J. Mendel mines luxe materials no matter the style season
NEW YORK, N.Y. - You don't need frills when you have fur, and J. Mendel always has fur. The label's New York Fashion Week preview was for spring, so no need for big, cozy coats, but mink hot pants? That'll work.
Designer Gilles Mendel, celebrating 10 years of his signature house, paired those cypress-green, close-crop shorts — made to have a velvet texture — with a mink jacket that had leather panels and a chiffon skirt when he took over the main venue at Lincoln Center on Wednesday.
Mendel stuck to his fine details and super-luxe materials, including buttery leather and guipere lace, but the overall look wasn't quite as frothy as he's done in seasons past.
He cited photographs of the Kawachi garden in Japan and the wisteria that grows there as a starting point. "Strong silhouettes and modern construction details counterbalance the floral motif; violet silk jacquard sculpts the form in a sleeveless belted trouser suit, while a wisteria-print tea dress in panels of silk twill and airy chiffon affords an easy elegance," Mendel described. "A silvery green dress in textured silk jacquard conjures old world glamour, the abstract print suggestive of rich foliage."

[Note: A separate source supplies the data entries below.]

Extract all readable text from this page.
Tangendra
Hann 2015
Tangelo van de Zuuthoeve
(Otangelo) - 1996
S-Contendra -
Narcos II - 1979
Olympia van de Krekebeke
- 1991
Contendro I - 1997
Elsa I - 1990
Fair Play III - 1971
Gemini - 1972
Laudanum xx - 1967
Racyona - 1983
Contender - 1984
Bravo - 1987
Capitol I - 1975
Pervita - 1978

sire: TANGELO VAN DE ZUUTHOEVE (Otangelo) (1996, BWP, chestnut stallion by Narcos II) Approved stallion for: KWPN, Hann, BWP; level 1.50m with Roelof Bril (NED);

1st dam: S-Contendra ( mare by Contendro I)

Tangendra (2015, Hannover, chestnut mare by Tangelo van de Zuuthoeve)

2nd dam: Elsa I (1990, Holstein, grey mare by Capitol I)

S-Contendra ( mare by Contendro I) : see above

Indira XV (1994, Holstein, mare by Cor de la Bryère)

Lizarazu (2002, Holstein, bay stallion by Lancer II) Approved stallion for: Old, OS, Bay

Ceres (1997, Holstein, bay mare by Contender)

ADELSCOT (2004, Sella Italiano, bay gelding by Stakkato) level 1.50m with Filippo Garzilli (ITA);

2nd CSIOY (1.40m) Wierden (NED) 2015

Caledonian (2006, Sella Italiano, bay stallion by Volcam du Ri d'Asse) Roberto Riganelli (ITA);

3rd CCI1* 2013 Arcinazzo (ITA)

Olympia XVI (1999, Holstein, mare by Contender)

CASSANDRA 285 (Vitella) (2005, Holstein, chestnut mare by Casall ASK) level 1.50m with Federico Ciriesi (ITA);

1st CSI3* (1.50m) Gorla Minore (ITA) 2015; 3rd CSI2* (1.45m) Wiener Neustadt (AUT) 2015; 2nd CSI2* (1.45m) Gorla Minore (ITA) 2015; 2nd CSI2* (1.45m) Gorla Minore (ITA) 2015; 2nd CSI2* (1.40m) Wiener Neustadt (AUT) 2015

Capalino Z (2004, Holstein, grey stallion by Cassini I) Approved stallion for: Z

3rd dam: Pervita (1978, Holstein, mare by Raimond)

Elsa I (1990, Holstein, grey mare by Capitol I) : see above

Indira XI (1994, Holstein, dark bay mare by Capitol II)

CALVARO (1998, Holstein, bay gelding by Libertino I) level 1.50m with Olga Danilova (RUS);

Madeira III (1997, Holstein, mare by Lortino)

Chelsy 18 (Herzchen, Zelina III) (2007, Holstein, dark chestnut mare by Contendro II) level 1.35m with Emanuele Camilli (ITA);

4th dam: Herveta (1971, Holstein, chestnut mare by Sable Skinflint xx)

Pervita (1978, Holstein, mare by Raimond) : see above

A series of pintucked chiffon gowns, some with goddess touches and others with accordion pleats, evoked garden fairies.
Elisabeth Moss of "Mad Men" was there with an eye toward her Hollywood awards-season wardrobe, but, she said, she can't pick a dress straight from the catwalk.
"It's all about what looks good on you. You might like what you see here or what you might see on a model, but you have to see what it looks like on you."